Critics have long claimed that the decision has made it too difficult for public figures to sue for defamation. 

He noted that Justice Clarence Thomas had also called on the Supreme Court to revisit the landmark case two years ago, and had written that the decision was “masquerading as constitutional law.”

Silberman’s pent-up grievances were on full display in his 23-page dissent, as he wrote that within a “frighteningly orthodox media culture,” only Fox News, The New York Post and The Wall Street Journal’s editorial page are outside of the Democratic Party’s “ideological control.”

Former President George W. Bush chats with Senior Circuit Judge Laurence Silberman at the Oval Office of the White House, Washington, D.C., Jan. 26, 2001. (Photo by Robert D. Ward/ Department of Defense)

“Ideological homogeneity in the media—or in the channels of information distribution—risks repressing certain ideas from the public consciousness just as surely as if access were restricted by the government,” Silberman lamented.

Silberman also launched into an attack on Silicon Valley, which he says censors Republican viewpoints.
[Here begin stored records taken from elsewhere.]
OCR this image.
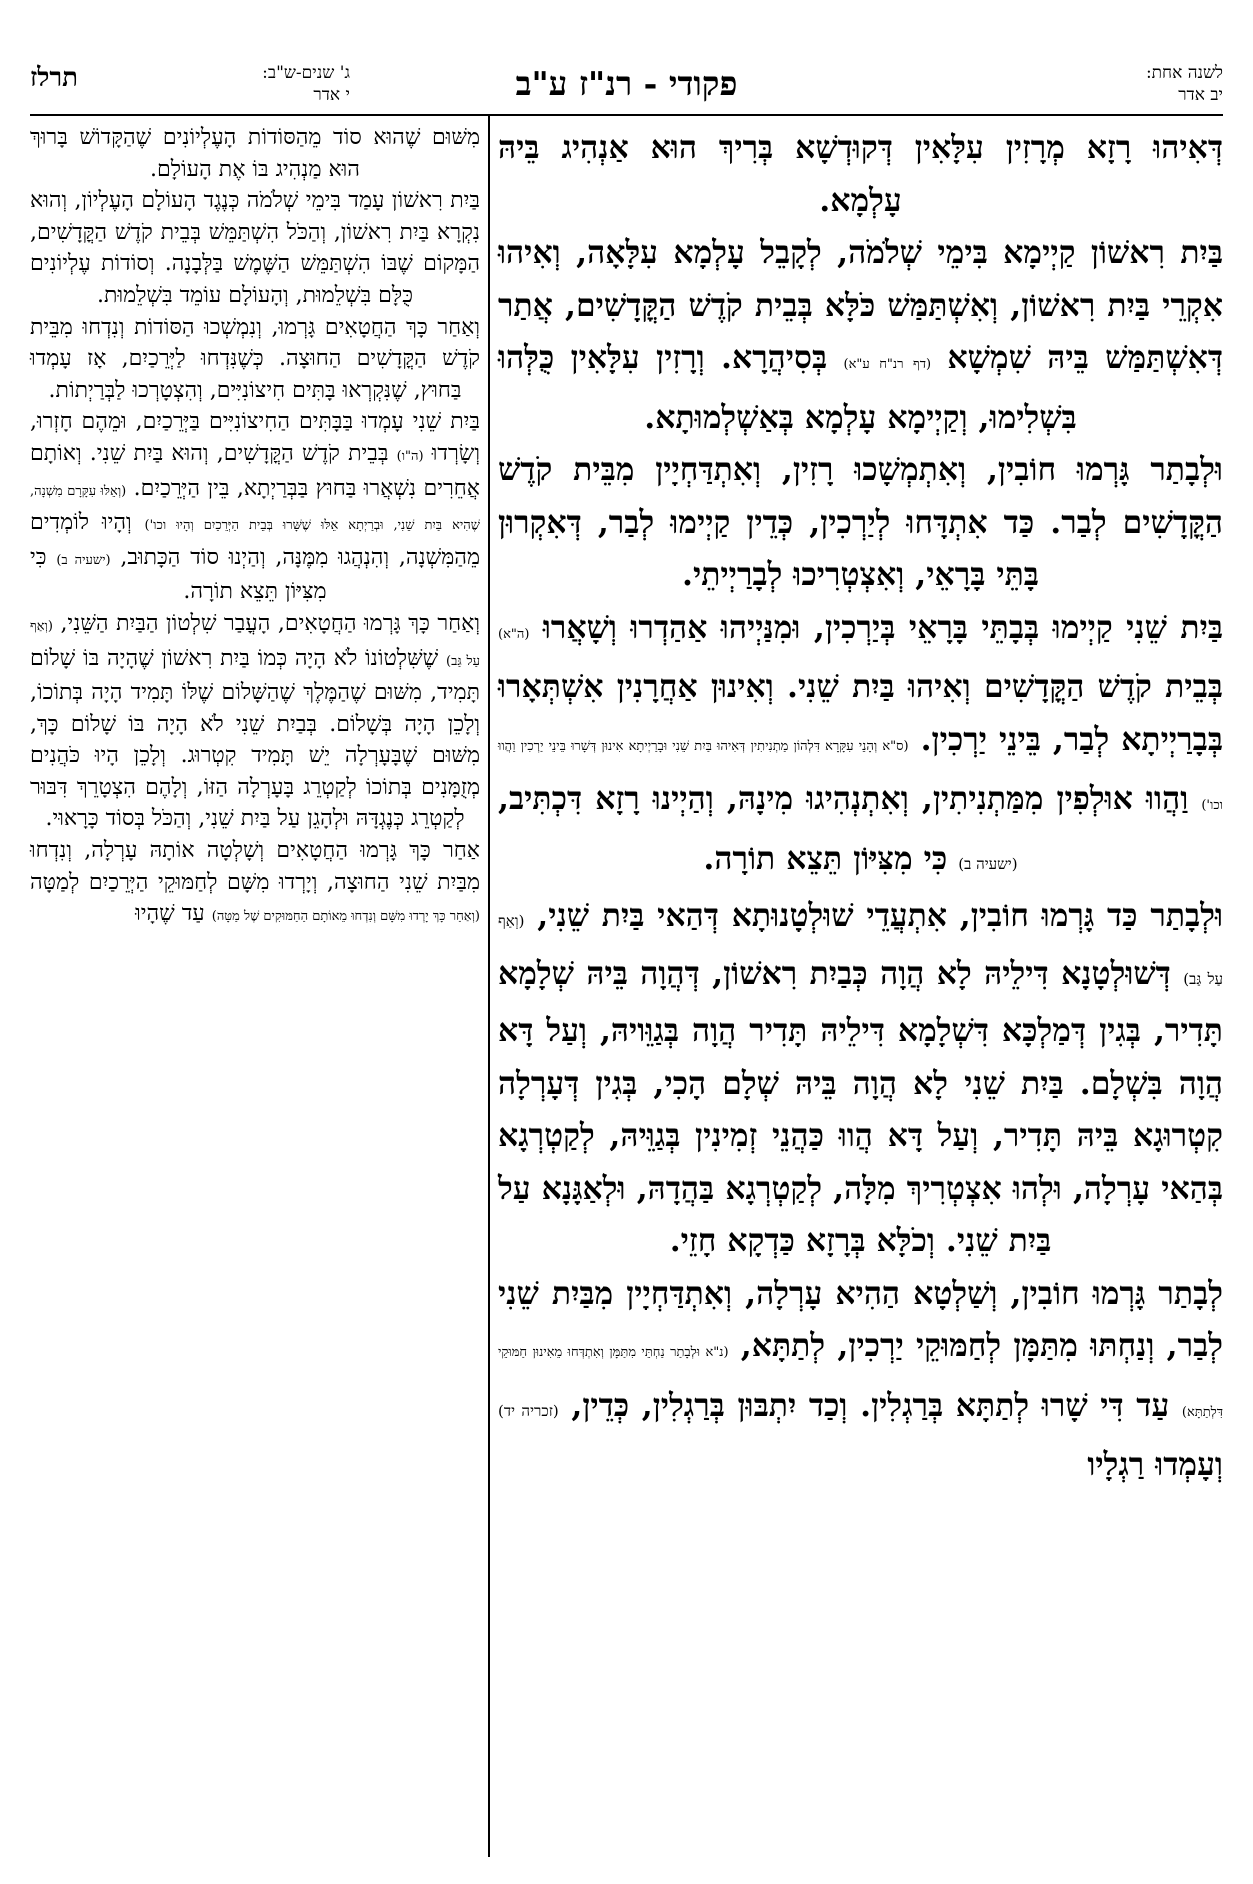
לשנה אחת:
יב אדר
פקודי - רנ"ז ע"ב
ג' שנים-ש"ב:
י אדר
תרלז

דְּאִיהוּ רָזָא מְרָזִין עִלָּאִין דְּקוּדְשָׁא בְּרִיךְ הוּא אַנְהִיג בֵּיהּ עָלְמָא.

בַּיִת רִאשׁוֹן קַיְימָא בִּימֵי שְׁלֹמֹה, לְקָבֵל עָלְמָא עִלָּאָה, וְאִיהוּ אִקְרֵי בַּיִת רִאשׁוֹן, וְאִשְׁתַּמַּשׁ כֹּלָּא בְּבֵית קֹדֶשׁ הַקֳּדָשִׁים, אֲתַר דְּאִשְׁתַּמַּשׁ בֵּיהּ שִׁמְשָׁא (דף רנ"ח ע"א) בְּסִיהֲרָא. וְרָזִין עִלָּאִין כֻּלְּהוּ בִּשְׁלִימוּ, וְקַיְימָא עָלְמָא בְּאַשְׁלְמוּתָא.

וּלְבָתַר גָּרְמוּ חוֹבִין, וְאִתְמְשָׁכוּ רָזִין, וְאִתְדַּחְיָין מִבֵּית קֹדֶשׁ הַקֳּדָשִׁים לְבַר. כַּד אִתְדָּחוּ לְיַרְכִין, כְּדֵין קַיְימוּ לְבַר, דְּאִקְרוּן בָּתֵּי בָּרָאֵי, וְאִצְטְרִיכוּ לְבָרַיְיתֵי.

בַּיִת שֵׁנִי קַיְימוּ בְּבָתֵּי בָּרָאֵי בְּיַרְכִין, וּמִנַּיְיהוּ אַהַדְרוּ וְשָׁאֲרוּ (ה"א) בְּבֵית קֹדֶשׁ הַקֳּדָשִׁים וְאִיהוּ בַּיִת שֵׁנִי. וְאִינוּן אַחֲרָנִין אִשְׁתְּאָרוּ בְּבָרַיְיתָא לְבַר, בֵּינֵי יַרְכִין. (ס"א וְהָנֵי עִקָּרָא דִּלְהוֹן מַתְנִיתִין דְּאִיהוּ בַּיִת שֵׁנִי וּבָרַיְיתָא אִינוּן דְּשָׁרוּ בֵּינֵי יַרְכִין וַהֲווּ וכו') וַהֲווּ אוּלְפִין מִמַּתְנִיתִין, וְאִתְנְהִיגוּ מִינָהּ, וְהַיְינוּ רָזָא דִּכְתִּיב, (ישעיה ב) כִּי מִצִּיּוֹן תֵּצֵא תוֹרָה.

וּלְבָתַר כַּד גָּרְמוּ חוֹבִין, אִתְעֲדֵי שׁוּלְטָנוּתָא דְּהַאי בַּיִת שֵׁנִי, (וְאַף עַל גַּב) דְּשׁוּלְטָנָא דִּילֵיהּ לָא הֲוָה כְּבַיִת רִאשׁוֹן, דְּהֲוָה בֵּיהּ שְׁלָמָא תָּדִיר, בְּגִין דְּמַלְכָּא דִּשְׁלָמָא דִּילֵיהּ תָּדִיר הֲוָה בְּגַוֵּויהּ, וְעַל דָּא הֲוָה בִּשְׁלָם. בַּיִת שֵׁנִי לָא הֲוָה בֵּיהּ שְׁלָם הָכִי, בְּגִין דְּעָרְלָה קִטְרוּגָא בֵּיהּ תָּדִיר, וְעַל דָּא הֲווּ כַּהֲנֵי זְמִינִין בְּגַוֵּיהּ, לְקַטְרְגָא בְּהַאי עָרְלָה, וּלְהוּ אִצְטְרִיךְ מִלָּה, לְקַטְרְגָא בַּהֲדָהּ, וּלְאַגָּנָא עַל בַּיִת שֵׁנִי. וְכֹלָּא בְּרָזָא כַּדְקָא חָזֵי.

לְבָתַר גָּרְמוּ חוֹבִין, וְשַׁלְטָא הַהִיא עָרְלָה, וְאִתְדַּחְיָין מִבַּיִת שֵׁנִי לְבַר, וְנַחְתּוּ מִתַּמָּן לְחַמּוּקֵי יַרְכִין, לְתַתָּא, (נ"א וּלְבָתַר נַחְתֵּי מִתַּמָּן וְאִתְדְּחוּ מֵאִינוּן חַמּוּקֵי דִּלְתַתָּא) עַד דִּי שָׁרוּ לְתַתָּא בְּרַגְלִין. וְכַד יִתְבּוּן בְּרַגְלִין, כְּדֵין, (זכריה יד) וְעָמְדוּ רַגְלָיו

מִשּׁוּם שֶׁהוּא סוֹד מֵהַסּוֹדוֹת הָעֶלְיוֹנִים שֶׁהַקָּדוֹשׁ בָּרוּךְ הוּא מַנְהִיג בּוֹ אֶת הָעוֹלָם.

בַּיִת רִאשׁוֹן עָמַד בִּימֵי שְׁלֹמֹה כְּנֶגֶד הָעוֹלָם הָעֶלְיוֹן, וְהוּא נִקְרָא בַּיִת רִאשׁוֹן, וְהַכֹּל הִשְׁתַּמֵּשׁ בְּבֵית קֹדֶשׁ הַקֳּדָשִׁים, הַמָּקוֹם שֶׁבּוֹ הִשְׁתַּמֵּשׁ הַשֶּׁמֶשׁ בַּלְּבָנָה. וְסוֹדוֹת עֶלְיוֹנִים כֻּלָּם בִּשְׁלֵמוּת, וְהָעוֹלָם עוֹמֵד בִּשְׁלֵמוּת.

וְאַחַר כָּךְ הַחֲטָאִים גָּרְמוּ, וְנִמְשְׁכוּ הַסּוֹדוֹת וְנִדְחוּ מִבֵּית קֹדֶשׁ הַקֳּדָשִׁים הַחוּצָה. כְּשֶׁנִּדְחוּ לַיְּרֵכַיִם, אָז עָמְדוּ בַּחוּץ, שֶׁנִּקְרְאוּ בָּתִּים חִיצוֹנִיִּים, וְהִצְטָרְכוּ לַבְּרַיְתוֹת.

בַּיִת שֵׁנִי עָמְדוּ בַּבָּתִּים הַחִיצוֹנִיִּים בַּיְּרֵכַיִם, וּמֵהֶם חָזְרוּ, וְשָׂרְדוּ (ה"ו) בְּבֵית קֹדֶשׁ הַקֳּדָשִׁים, וְהוּא בַּיִת שֵׁנִי. וְאוֹתָם אֲחֵרִים נִשְׁאֲרוּ בַּחוּץ בַּבְּרַיְתָא, בֵּין הַיְּרֵכַיִם. (וְאֵלּוּ עִקָּרָם מִשְׁנָה, שֶׁהִיא בַּיִת שֵׁנִי, וּבְרַיְתָא אֵלּוּ שֶׁשָּׁרוּ בְּבֵית הַיְּרֵכַיִם וְהָיוּ וכו') וְהָיוּ לוֹמְדִים מֵהַמִּשְׁנָה, וְהִנְהֲגוּ מִמֶּנָּה, וְהַיְנוּ סוֹד הַכָּתוּב, (ישעיה ב) כִּי מִצִּיּוֹן תֵּצֵא תוֹרָה.

וְאַחַר כָּךְ גָּרְמוּ הַחֲטָאִים, הָעֳבַר שִׁלְטוֹן הַבַּיִת הַשֵּׁנִי, (וְאַף עַל גַּב) שֶׁשִּׁלְטוֹנוֹ לֹא הָיָה כְּמוֹ בַּיִת רִאשׁוֹן שֶׁהָיָה בּוֹ שָׁלוֹם תָּמִיד, מִשּׁוּם שֶׁהַמֶּלֶךְ שֶׁהַשָּׁלוֹם שֶׁלּוֹ תָּמִיד הָיָה בְּתוֹכוֹ, וְלָכֵן הָיָה בְּשָׁלוֹם. בְּבַיִת שֵׁנִי לֹא הָיָה בּוֹ שָׁלוֹם כָּךְ, מִשּׁוּם שֶׁבָּעָרְלָה יֵשׁ תָּמִיד קִטְרוּג. וְלָכֵן הָיוּ כֹּהֲנִים מְזֻמָּנִים בְּתוֹכוֹ לְקַטְרֵג בָּעָרְלָה הַזּוֹ, וְלָהֶם הִצְטָרֵךְ דִּבּוּר לְקַטְרֵג כְּנֶגְדָּהּ וּלְהָגֵן עַל בַּיִת שֵׁנִי, וְהַכֹּל בְּסוֹד כָּרָאוּי.

אַחַר כָּךְ גָּרְמוּ הַחֲטָאִים וְשָׁלְטָה אוֹתָהּ עָרְלָה, וְנִדְחוּ מִבַּיִת שֵׁנִי הַחוּצָה, וְיָרְדוּ מִשָּׁם לְחַמּוּקֵי הַיְּרֵכַיִם לְמַטָּה (וְאַחַר כָּךְ יָרְדוּ מִשָּׁם וְנִדְחוּ מֵאוֹתָם הַחַמּוּקִים שֶׁל מַטָּה) עַד שֶׁהָיוּ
The judge wrote that although he doesn’t take a position on the legality of social media’s censorship — as the companies are private and not subject to the First Amendment — he believes that the First Amendment is not an adequate excuse for bias. 

“Repression of political speech by large institutions with market power therefore is — I say this advisedly — fundamentally un-American,” Silberman wrote. “As one who lived through the McCarthy era, it is hard to fathom how honorable men and women can support such actions.”

He ended with a call for caution: “The first step taken by any potential authoritarian or dictatorial regime is to gain control of communications, particularly the delivery of news.”

Circuit Judge Sri Srinivasan, a Barack Obama appointee, rounded out the panel.